There’s a veil hanging over Europe — one that’s going to be hard to dispel.
Everything on the Continent is in a super serious key, with folks variously suspicious of one another or downright irked by behavior different from their own. Consider the big issue of the day: Muslim women insisting on wearing the so-called niqab, or full-face veil, in public.
Some Arabs, including a sizable number of Muslim women, insist that we all wear veils in a certain sense, and that theirs is simply an outward sign of their rejection of consumerist, sexually explicit Western society.
But Europeans retort that wearing such coverings is a symbol of women’s subservience to men and their social isolation. (The secular French have even passed a law forbidding all conspicuous religious symbols — be they headscarves, Jewish skull caps or Christian crosses — from public schools.)

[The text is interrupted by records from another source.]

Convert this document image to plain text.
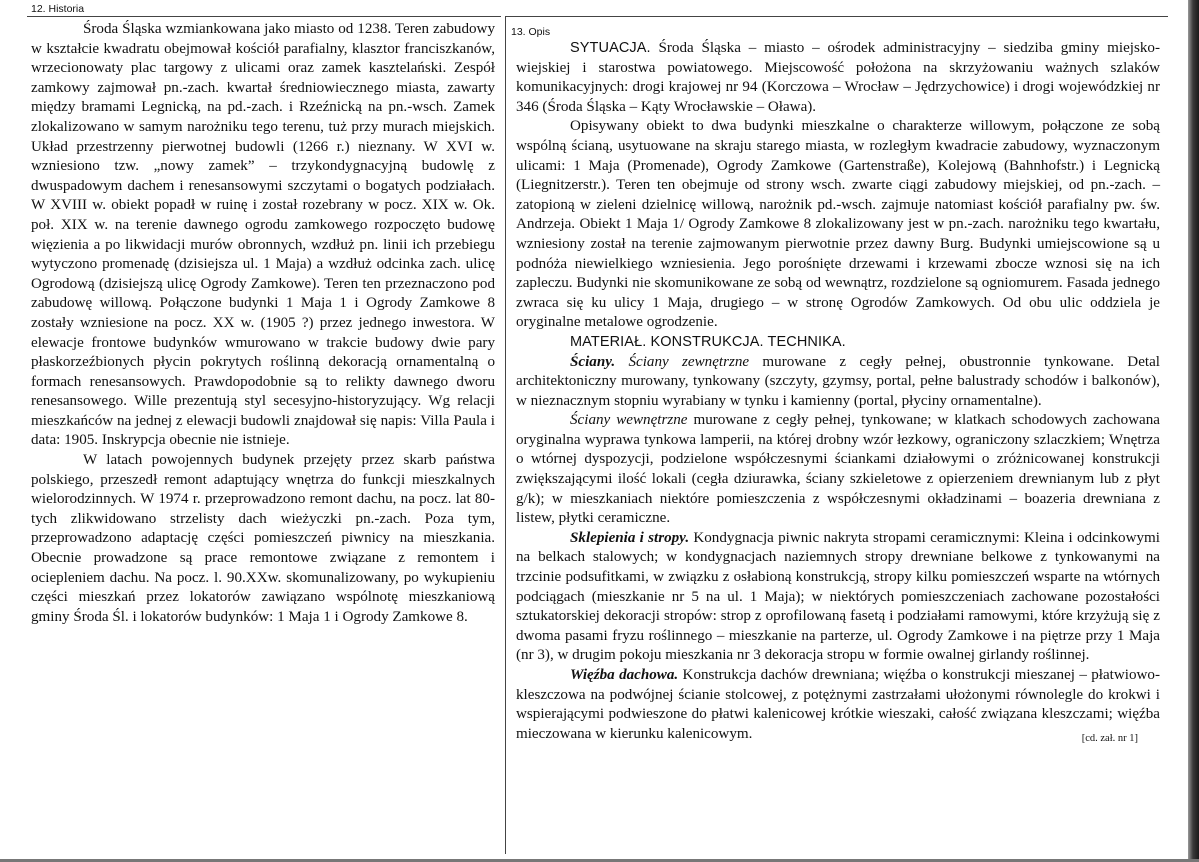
12. Historia

Środa Śląska wzmiankowana jako miasto od 1238. Teren zabudowy w kształcie kwadratu obejmował kościół parafialny, klasztor franciszkanów, wrzecionowaty plac targowy z ulicami oraz zamek kasztelański. Zespół zamkowy zajmował pn.-zach. kwartał średniowiecznego miasta, zawarty między bramami Legnicką, na pd.-zach. i Rzeźnicką na pn.-wsch. Zamek zlokalizowano w samym narożniku tego terenu, tuż przy murach miejskich. Układ przestrzenny pierwotnej budowli (1266 r.) nieznany. W XVI w. wzniesiono tzw. „nowy zamek” – trzykondygnacyjną budowlę z dwuspadowym dachem i renesansowymi szczytami o bogatych podziałach. W XVIII w. obiekt popadł w ruinę i został rozebrany w pocz. XIX w. Ok. poł. XIX w. na terenie dawnego ogrodu zamkowego rozpoczęto budowę więzienia a po likwidacji murów obronnych, wzdłuż pn. linii ich przebiegu wytyczono promenadę (dzisiejsza ul. 1 Maja) a wzdłuż odcinka zach. ulicę Ogrodową (dzisiejszą ulicę Ogrody Zamkowe). Teren ten przeznaczono pod zabudowę willową. Połączone budynki 1 Maja 1 i Ogrody Zamkowe 8 zostały wzniesione na pocz. XX w. (1905 ?) przez jednego inwestora. W elewacje frontowe budynków wmurowano w trakcie budowy dwie pary płaskorzeźbionych płycin pokrytych roślinną dekoracją ornamentalną o formach renesansowych. Prawdopodobnie są to relikty dawnego dworu renesansowego. Wille prezentują styl secesyjno-historyzujący. Wg relacji mieszkańców na jednej z elewacji budowli znajdował się napis: Villa Paula i data: 1905. Inskrypcja obecnie nie istnieje.

W latach powojennych budynek przejęty przez skarb państwa polskiego, przeszedł remont adaptujący wnętrza do funkcji mieszkalnych wielorodzinnych. W 1974 r. przeprowadzono remont dachu, na pocz. lat 80-tych zlikwidowano strzelisty dach wieżyczki pn.-zach. Poza tym, przeprowadzono adaptację części pomieszczeń piwnicy na mieszkania. Obecnie prowadzone są prace remontowe związane z remontem i ociepleniem dachu. Na pocz. l. 90.XXw. skomunalizowany, po wykupieniu części mieszkań przez lokatorów zawiązano wspólnotę mieszkaniową gminy Środa Śl. i lokatorów budynków: 1 Maja 1 i Ogrody Zamkowe 8.

13. Opis

SYTUACJA. Środa Śląska – miasto – ośrodek administracyjny – siedziba gminy miejsko-wiejskiej i starostwa powiatowego. Miejscowość położona na skrzyżowaniu ważnych szlaków komunikacyjnych: drogi krajowej nr 94 (Korczowa – Wrocław – Jędrzychowice) i drogi wojewódzkiej nr 346 (Środa Śląska – Kąty Wrocławskie – Oława).

Opisywany obiekt to dwa budynki mieszkalne o charakterze willowym, połączone ze sobą wspólną ścianą, usytuowane na skraju starego miasta, w rozległym kwadracie zabudowy, wyznaczonym ulicami: 1 Maja (Promenade), Ogrody Zamkowe (Gartenstraße), Kolejową (Bahnhofstr.) i Legnicką (Liegnitzerstr.). Teren ten obejmuje od strony wsch. zwarte ciągi zabudowy miejskiej, od pn.-zach. – zatopioną w zieleni dzielnicę willową, narożnik pd.-wsch. zajmuje natomiast kościół parafialny pw. św. Andrzeja. Obiekt 1 Maja 1/ Ogrody Zamkowe 8 zlokalizowany jest w pn.-zach. narożniku tego kwartału, wzniesiony został na terenie zajmowanym pierwotnie przez dawny Burg. Budynki umiejscowione są u podnóża niewielkiego wzniesienia. Jego porośnięte drzewami i krzewami zbocze wznosi się na ich zapleczu. Budynki nie skomunikowane ze sobą od wewnątrz, rozdzielone są ogniomurem. Fasada jednego zwraca się ku ulicy 1 Maja, drugiego – w stronę Ogrodów Zamkowych. Od obu ulic oddziela je oryginalne metalowe ogrodzenie.

MATERIAŁ. KONSTRUKCJA. TECHNIKA.

Ściany. Ściany zewnętrzne murowane z cegły pełnej, obustronnie tynkowane. Detal architektoniczny murowany, tynkowany (szczyty, gzymsy, portal, pełne balustrady schodów i balkonów), w nieznacznym stopniu wyrabiany w tynku i kamienny (portal, płyciny ornamentalne).

Ściany wewnętrzne murowane z cegły pełnej, tynkowane; w klatkach schodowych zachowana oryginalna wyprawa tynkowa lamperii, na której drobny wzór łezkowy, ograniczony szlaczkiem; Wnętrza o wtórnej dyspozycji, podzielone współczesnymi ściankami działowymi o zróżnicowanej konstrukcji zwiększającymi ilość lokali (cegła dziurawka, ściany szkieletowe z opierzeniem drewnianym lub z płyt g/k); w mieszkaniach niektóre pomieszczenia z współczesnymi okładzinami – boazeria drewniana z listew, płytki ceramiczne.

Sklepienia i stropy. Kondygnacja piwnic nakryta stropami ceramicznymi: Kleina i odcinkowymi na belkach stalowych; w kondygnacjach naziemnych stropy drewniane belkowe z tynkowanymi na trzcinie podsufitkami, w związku z osłabioną konstrukcją, stropy kilku pomieszczeń wsparte na wtórnych podciągach (mieszkanie nr 5 na ul. 1 Maja); w niektórych pomieszczeniach zachowane pozostałości sztukatorskiej dekoracji stropów: strop z oprofilowaną fasetą i podziałami ramowymi, które krzyżują się z dwoma pasami fryzu roślinnego – mieszkanie na parterze, ul. Ogrody Zamkowe i na piętrze przy 1 Maja (nr 3), w drugim pokoju mieszkania nr 3 dekoracja stropu w formie owalnej girlandy roślinnej.

Więźba dachowa. Konstrukcja dachów drewniana; więźba o konstrukcji mieszanej – płatwiowo-kleszczowa na podwójnej ścianie stolcowej, z potężnymi zastrzałami ułożonymi równolegle do krokwi i wspierającymi podwieszone do płatwi kalenicowej krótkie wieszaki, całość związana kleszczami; więźba mieczowana w kierunku kalenicowym.	[cd. zał. nr 1]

To my mind, one simple thing that would help to dissipate this pall is laughter: The Continent sorely needs, probably in this order of irreverence, a localized “Cosby Show,” an Islamicized version of “My Big Fat Greek Wedding” and a “Borat.”
A recent incident in the U.K. involving one defiant headscarf-wearer occasioned unusually tart reaction from British authorities.
Jack Straw, a former foreign secretary and leader of the House of Commons, complained that full headdress made community relations with Muslims “more difficult.”
Tony Blair also chimed in, calling the covering a “mark of separation,” though he stopped short of calling for a ban.
“No one wants to say that people don’t have the right to do it,” the prime minister intoned. “But I think we do need to confront this issue about how we integrate people properly with our society.”
Moreover, newspapers and talkshows across Europe are full of pious pontificators discussing how to strike a balance between integration of immigrants into society and respect for their diversity.
This is all heady stuff, and people are getting quite huffy. But an infusion of laughter could bring this all down a peg or two, and perhaps make for better community relations.
Comedy done right also could point up — even shed new light on — the underlying seriousness of the issue.
The question is: At what point, if any, should tolerance for diversity end and the call for adherence to a higher value take precedence?
Perhaps because there is no easy answer, a larger, more figurative veil of disquiet has settled over European society.
In the early ’90s, the big debate was how the fall of the Berlin Wall and the communist regimes to the East would impact old Europe, especially how the integration of East and West Germany would proceed.
No one, though, seemed concerned with the underbelly of western Europe, one made up largely of Third World, particularly African and Arab, immigrants. These folks have been isolated in their own enclaves, ignored by the media, invisible in the popular imagination and in official policy.
But since 9/11, events have heightened Europe’s unease about its newcomers, especially its Muslim population. They include last year’s riots in France, protests over cartoons of the prophet Mohammed in Denmark, the killing of Dutch filmmaker Theo Van Gogh, terrorist attacks in Madrid and London and the latest foiled attempt to blow up trans-Atlantic planes, which was hatched in Britain.
There is, in short, rising skepticism about Islam in Europe, and in some quarters a belief that there’s a clash of cultures, if not civilizations, between Islam and the West.
The pendulum now seems to be swinging toward less accommodation and less tolerance for the more extreme practices of immigrant groups: It’s fine for Muslims to protest a staging of Mozart’s “Idomeneo” in Berlin (because of a scene depicting the severed head of Mohammed — as well as Jesus, Buddha and Poseidon) but guess what, the opera is going to go on nonetheless.
Now they need to bring in the clowns, to poke a little fun at everybody.